In the Bay of Biscay and the English Channel, in situ observations represent a key element to monitor and to understand the wide range of processes in the coastal ocean and their direct impacts on human activities. An efficient way to measure the hydrological content of the water column over the main part of the continental shelf is to consider ships of opportunity as the surface to cover is wide and could be far from the coast. In the French observation strategy, the RECOPESCA programme, as a component of the High frequency Observation network for the environment in coastal SEAs (HOSEA), aims to collect environmental observations from sensors attached to fishing nets. In the present study, we assess that network using the Array Modes (ArM) method (a stochastic implementation of Le Hénaff et al. Ocean Dyn 59: 3–20. doi: 10.1007/s10236-008-0144-7, 2009). That model ensemble-based method is used here to compare model and observation errors and to quantitatively evaluate the performance of the observation network at detecting prior (model) uncertainties, based on hypotheses on error sources. A reference network, based on fishing vessel observations in 2008, is assessed using that method. Considering the various seasons, we show the efficiency of the network at detecting the main model uncertainties. Moreover, three scenarios, based on the reference network, a denser network in 2010 and a fictive network aggregated from a pluri-annual collection of profiles, are also analysed. Our sensitivity study shows the importance of the profile positions with respect to the sheer number of profiles for ensuring the ability of the network to describe the main error modes. More generally, we demonstrate the capacity of this method, with a low computational cost, to assess and to design new in situ observation networks.
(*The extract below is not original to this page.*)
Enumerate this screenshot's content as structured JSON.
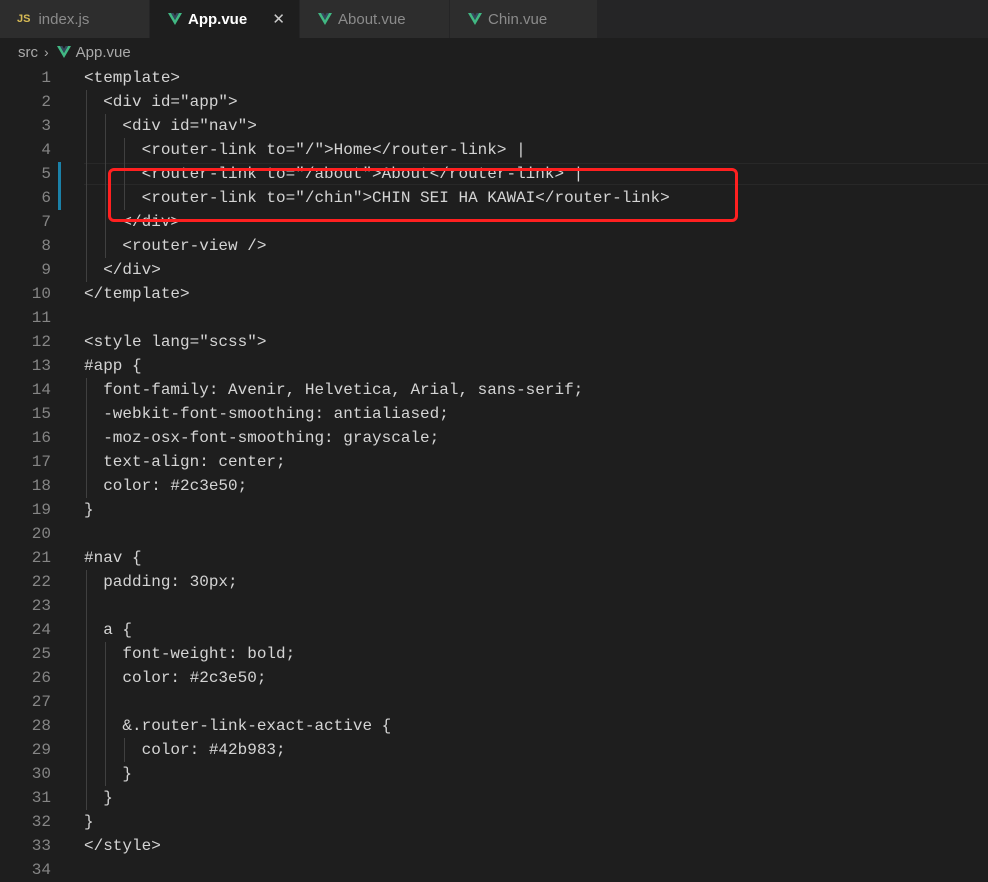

Science in support of coastal ocean forecasting—part 1

In parallel to the ever increasing activities and population in the coastal regions, and to the critical growth of the associated stresses on the coastal environment, the need for monitoring and forecasting of currents and marine parameters in the coastal and shelf seas is becoming more pressing (e.g. De Mey et al. 2009; De Mey and Kourafalou 2014). Largescale ocean modeling, observational, and forecasting projects provide products which are available everywhere, but the relevance of those products in coastal regions is often found inadequate (De Mey and Proctor 2009). Because of the smaller-scale, higher-frequency, coupled coastal dynamical, and biogeochemical processes found in coastal regions, and because of the presence of the coastline, shelves, coastal rivers, and other unique elements, specific coastal modeling, observational, and forecasting strategies have to be designed, within a general paradigm of integration between large-scale, regional, and coastal ocean forecasting systems (e.g., Stanev et al. 2016). Science has to be advanced to that end, as a community effort: this is what the Coastal Ocean and Shelf Seas Task Team (COSS-TT) aims to do within GODAE Ocean View (GOV, www.godae-oceanview.org), as illustrated in Kourafalou et al. (2015a, b). Five successful international COSS-TT meetings so far helped define priority areas where science is needed for the development of Coastal Ocean Forecasting Systems: (a) monitoring of physical and biogeochemical parameters in coastal regions (including active links with the coastal altimetry community); (b) development of fine-scale coastal ocean models; (c) integration topics: downscaling the ocean estimation problem from large-scale to coastalscale models, data and forcings, coastal data assimilation and prediction, and consistent validation metrics; (d) coastal-scale atmosphere-wave-ocean couplings; (e) ecosystem response to the physical drivers; (f) probabilistic approaches and risk assessment in the coastal ocean, including extreme events. Papers in this collection have been gathered in themes which cut across those boundaries: (1) coastal monitoring and array design, (2) coastal modeling, integration, and model-data synergy, (3) coastal data assimilation and prediction, and (4) coastal applications. A summary of all contributions is included below.